Reports / September 2021

HTTPX

We now have a 1.0 pre-release for HTTPX.

The 1.0.0.beta0 release adds a huge new feature, in the form of a command-line client…

httpx --help

httpx http://httpbin.org/json

The release also includes some design changes. The most notable of these is that redirect responses are no longer automatically followed, unless specifically requested.

This design decision prioritises a more explicit approach to redirects, in order to avoid code that unintentionally issues multiple requests as a result of misconfigured URLs.

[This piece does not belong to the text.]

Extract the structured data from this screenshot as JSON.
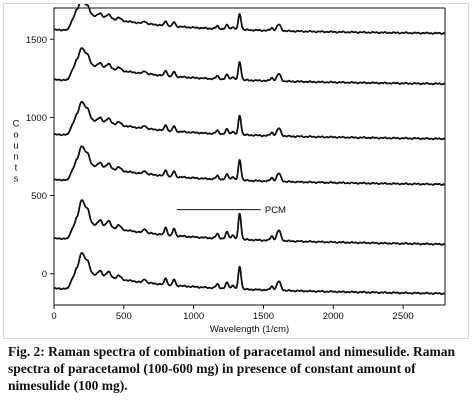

For example, previously a client configured to send requests to http://api.github.com/ would end up sending every API request twice, as each request would be redirected to https://api.github.com/.

If you do want auto-redirect behaviour, you can enable this either by configuring the client instance with Client(follow_redirects=True), or on a per-request basis, with .get(..., follow_redirects=True).

This change is a classic trade-off between convenience and precision, with no “right” answer. See discussion #1785 for more context.

The other major design change is an update to the Transport API, which is the low-level interface against which requests are sent. Previously this interface used only primitive datastructures, like so…

(status_code, headers, stream, extensions) = transport.handle_request(method, url, headers, stream, extensions)
try
    ...
finally:
    stream.close()

Now the interface is much simpler…

response = transport.handle_request(request)
try
    ...
finally:
    response.close()

Django REST framework

I’ve been making a little time for triage on REST framework. Heavy going, given the age of the project and the volume of (often outdated) issues, but making a bit of progress on getting the pull request and issue numbers down.

Finances

Catching up on monthly finances, trimming down on a couple of expenses.

A rough breakdown of how Encode’s monthly finances currently look…

Taxes are missing from that monthly breakdown because they’re not monthly. I’ll need to take a review at the end of the company’s financial year in order to determining if we’re currently breaking even or not. (Hint: It looks a bit tight, but probably about okay at the moment.)